Dad is sleeping in bed beneath the covers, breathing heavily. The room is dark. Something startles him and he wakes suddenly. He leans over and reaches for the phone.

PANCREAS. What is it?

DAD. Was that the phone?

PANCREAS. I don’t think so.

DAD. (He listens but no one is there, just a dial tone.

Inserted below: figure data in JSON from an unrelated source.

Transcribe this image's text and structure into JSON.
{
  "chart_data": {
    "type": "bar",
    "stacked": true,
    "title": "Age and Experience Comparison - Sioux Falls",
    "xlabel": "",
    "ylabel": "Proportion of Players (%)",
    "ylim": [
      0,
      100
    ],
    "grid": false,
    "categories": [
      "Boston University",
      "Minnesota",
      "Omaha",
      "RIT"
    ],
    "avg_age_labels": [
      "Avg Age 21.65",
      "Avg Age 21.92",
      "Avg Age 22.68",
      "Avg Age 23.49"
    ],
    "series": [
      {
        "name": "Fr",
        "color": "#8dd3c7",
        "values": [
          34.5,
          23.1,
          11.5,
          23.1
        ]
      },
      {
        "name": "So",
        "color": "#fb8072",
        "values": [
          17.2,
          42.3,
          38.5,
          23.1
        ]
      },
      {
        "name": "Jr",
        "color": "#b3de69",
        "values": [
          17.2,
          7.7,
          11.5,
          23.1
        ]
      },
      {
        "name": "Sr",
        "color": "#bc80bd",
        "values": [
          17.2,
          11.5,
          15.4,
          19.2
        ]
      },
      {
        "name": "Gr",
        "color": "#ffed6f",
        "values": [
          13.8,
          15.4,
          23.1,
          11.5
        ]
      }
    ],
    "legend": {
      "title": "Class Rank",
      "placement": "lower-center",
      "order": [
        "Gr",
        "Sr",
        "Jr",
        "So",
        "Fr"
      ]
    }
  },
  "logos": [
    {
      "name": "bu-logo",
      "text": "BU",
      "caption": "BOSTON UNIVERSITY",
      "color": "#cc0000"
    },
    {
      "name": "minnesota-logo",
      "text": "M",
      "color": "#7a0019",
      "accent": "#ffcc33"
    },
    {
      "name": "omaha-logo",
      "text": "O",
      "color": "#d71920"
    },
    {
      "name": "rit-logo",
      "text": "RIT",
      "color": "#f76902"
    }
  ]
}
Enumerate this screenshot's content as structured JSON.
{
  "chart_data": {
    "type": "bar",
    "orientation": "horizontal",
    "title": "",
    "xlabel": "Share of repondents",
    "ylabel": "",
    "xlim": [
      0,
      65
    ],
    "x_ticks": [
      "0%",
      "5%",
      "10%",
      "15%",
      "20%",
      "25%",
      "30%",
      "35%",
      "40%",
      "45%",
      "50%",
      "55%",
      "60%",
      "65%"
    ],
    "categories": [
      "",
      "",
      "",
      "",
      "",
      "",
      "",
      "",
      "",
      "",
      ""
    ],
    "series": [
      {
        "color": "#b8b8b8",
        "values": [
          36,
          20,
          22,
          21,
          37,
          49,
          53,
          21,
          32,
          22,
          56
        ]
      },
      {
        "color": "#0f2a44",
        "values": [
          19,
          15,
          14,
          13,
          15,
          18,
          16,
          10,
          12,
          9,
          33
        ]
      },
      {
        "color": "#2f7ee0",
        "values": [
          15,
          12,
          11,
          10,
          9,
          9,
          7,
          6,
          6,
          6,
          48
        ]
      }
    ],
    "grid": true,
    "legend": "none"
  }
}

He sets it back down.) I thought I heard it ring.

PANCREAS. I didn’t hear anything.

DAD. Just a minute. (He gets up out of the bed and turns on the light and looks at the display on the phone, then he sets it back in the cradle and goes down the stairs and turns on the light in his office and picks up that phone and reads the display there and then sets it back down too. He runs a hand along the back of his head and walks slowly back upstairs and lays back down in the bed.)

PANCREAS. Everything okay?

DAD. I thought I heard the phone.

PANCREAS. She’s fine. We did everything just right.

DAD. I know.

PANCREAS. What time is it?

DAD. One-thirty.

PANCREAS. You told her to call when she gets up?

DAD. Yes.

PANCREAS. Then go back to sleep.

DAD. (Closing his eyes, whispering to himself.) She’s fine. She’s fine. She’s fine. She’s fine.

Scene VIII

Dad, looking tired and still dressed in his pajamas, is sitting at his desk looking at pictures posted online of his wife’s trip to France. Every now and then he glances at the telephone sitting on the desk, or at the clock in the corner of the monitor screen, or out the window. He is on his third cup of coffee when the telephone rings. He looks at the caller ID and smiles and brings the handset up to his ear.